Валя, прикрываясь одеждой, всхлипывая, подала ему паспорт.
– Адрес!
Валя сказала.
– Одягайся, – мрачно и тихо сказал писарь, бросив ее паспорт на другие. – Будет извещенье, когда являться на сборный пункт.
Валя пришла в себя уже на улице. Жаркое дневное солнце лежало на домах, на пыльной дороге, на выжженной траве. Уже больше месяца, как не было дождя. Все вокруг было пережжено и высушено. Воздух дрожал, раскаленный. Валя стояла посреди дороги в густой пыли по щиколотку. И вдруг, застонав, опустилась прямо в пыль. Платье ее надулось вокруг пузырем и опало. Валя уткнула лицо в ладони.
Вырикова привела ее в себя. Они спустились с холма, где стояло здание райисполкома, и мимо здания милиции, через Восьмидомики, пошли к себе на Первомайку. Валю то знобило, то бросало в жаркий пот.
– Дура ты, дура! – говорила Вырикова. – Так вам и надо, таким!.. Это же немцы, – с уважением и даже подобострастием сказала Вырикова, – к ним надо уметь приспособиться!
Валя, не слыша, шла рядом с ней.
– У ты, дура такая! – со злобой говорила Вырикова. – Я же дала тебе знак. Надо было дать понять, что ты хочешь им помогать здесь, они это ценят. И надо было сказать: нездорова… Там, на комиссии, врачом Наталья Алексеевна, с городской больницы, она всем дает освобождение или неполную годность, а немец там просто фельдшер и ни черта не понимает. Дура, дура и есть! А меня определили на службу в бывшую контору «Заготскот», еще и паек дадут…
Первым движением Ули было движение жалости. Она обняла Валину голову и стала молча целовать ей волосы, глаза. Потом у нее зароились планы спасения Вали.
– Тебе надо бежать, – сказала Уля, – да, да, бежать!
– Куда же, куда, боже мой? – беспомощно и в то же время раздраженно говорила Валя. – У меня же нет теперь никаких документов!

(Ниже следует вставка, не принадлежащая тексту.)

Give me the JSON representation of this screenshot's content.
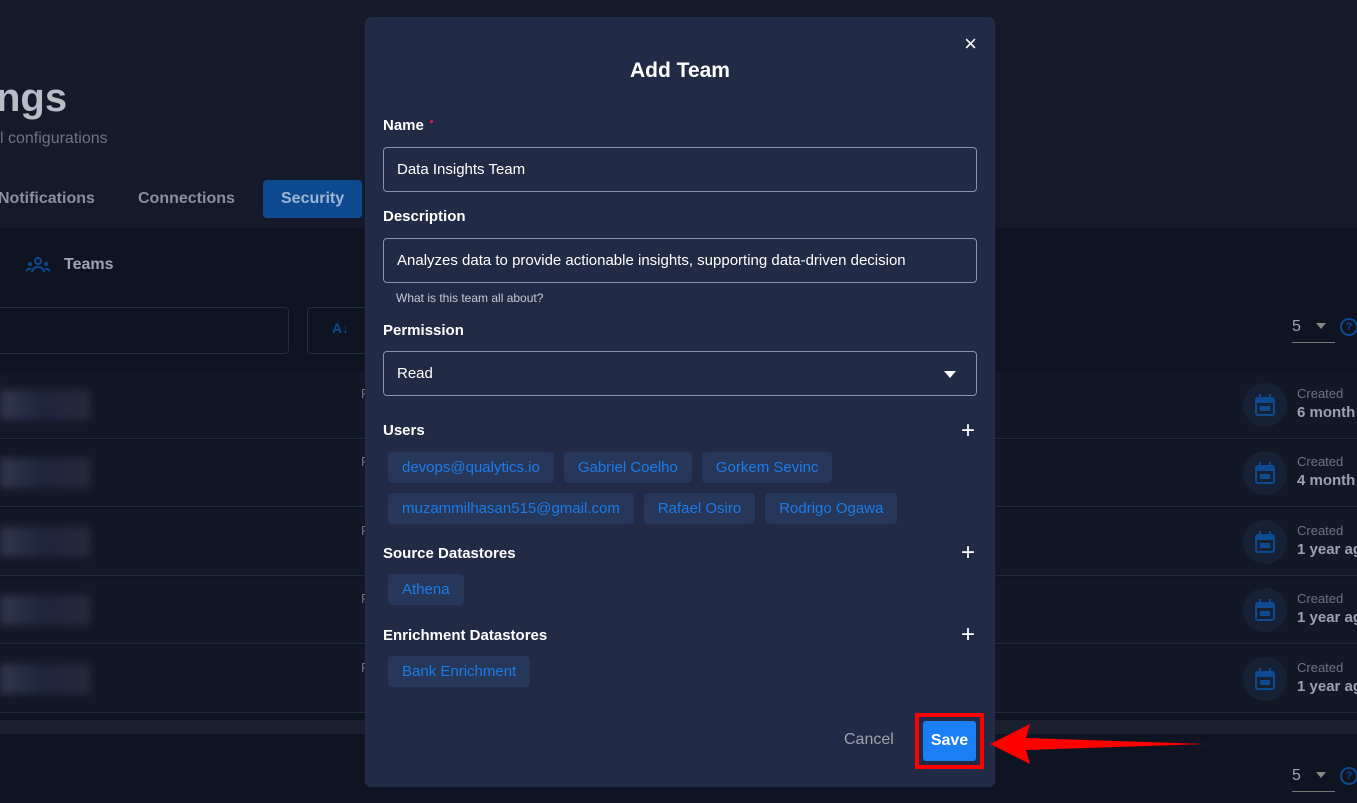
{
  "page": {
    "title": "ngs",
    "subtitle": "l configurations",
    "tabs": [
      {
        "label": "Notifications"
      },
      {
        "label": "Connections"
      },
      {
        "label": "Security",
        "active": true
      }
    ],
    "subnav": {
      "teams_label": "Teams",
      "teams_icon": "users-group-icon"
    },
    "sort_icon": "sort-az-icon",
    "per_page": "5",
    "help_icon": "?",
    "rows": [
      {
        "col_initial": "F",
        "created_label": "Created",
        "created_value": "6 month"
      },
      {
        "col_initial": "F",
        "created_label": "Created",
        "created_value": "4 month"
      },
      {
        "col_initial": "F",
        "created_label": "Created",
        "created_value": "1 year ag"
      },
      {
        "col_initial": "F",
        "created_label": "Created",
        "created_value": "1 year ag"
      },
      {
        "col_initial": "F",
        "created_label": "Created",
        "created_value": "1 year ag"
      }
    ],
    "bottom_per_page": "5"
  },
  "modal": {
    "title": "Add Team",
    "close": "×",
    "name_label": "Name",
    "name_required": "•",
    "name_value": "Data Insights Team",
    "description_label": "Description",
    "description_value": "Analyzes data to provide actionable insights, supporting data-driven decision",
    "description_hint": "What is this team all about?",
    "permission_label": "Permission",
    "permission_value": "Read",
    "users_label": "Users",
    "users": [
      "devops@qualytics.io",
      "Gabriel Coelho",
      "Gorkem Sevinc",
      "muzammilhasan515@gmail.com",
      "Rafael Osiro",
      "Rodrigo Ogawa"
    ],
    "source_label": "Source Datastores",
    "sources": [
      "Athena"
    ],
    "enrichment_label": "Enrichment Datastores",
    "enrichments": [
      "Bank Enrichment"
    ],
    "plus": "+",
    "cancel_label": "Cancel",
    "save_label": "Save"
  },
  "colors": {
    "accent": "#1a7ef5",
    "chip_text": "#1e7ae6",
    "highlight": "#ff0000",
    "modal_bg": "#222b45"
  }
}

– Валечка, милая, – заговорила Уля ласковым шепотом, – я понимаю, кругом немцы, но ведь это же наша страна, она большая, ведь кругом все те же люди, среди которых мы жили, ведь можно же найти выход из положения! Я сама помогу тебе, все ребята и девчата помогут.
– А мама? Что ты, Улечка! Они же замучают ее! – Валя заплакала.
– Да не плачь же ты, в самом деле! – в сердцах сказала Уля. – А если тебя в Германию угонят, ты думаешь, ей будет легче? Разве она это переживет?
– Улечка… Улечка… За что ты еще больше мучаешь меня?
– Это отвратительно, что ты говоришь, это… это позорно, гадко… Я презираю тебя! – со страшным, жестоким чувством сказала Уля. – Да, да, презираю твою немощность, твои слезы… Кругом столько горя, столько людей, здоровых, сильных, прекрасных людей гибнет на фронте, в фашистских концлагерях, застенках, подумай, что испытывают их жены, матери, но все работают, борются! А ты, девчонка, тебе все дороги открыты, тебе предлагают помощь, а ты хнычешь, да еще хочешь, чтобы тебя жалели. А мне тебя не жалко, да, да, не жалко! – говорила Уля.
Она резко встала, отошла к двери и, прислонившись к ней заложенными за спину руками, стояла, глядя перед собой гневными черными глазами. Валя, уткнувшись лицом в постель Ули, молча стояла на коленях.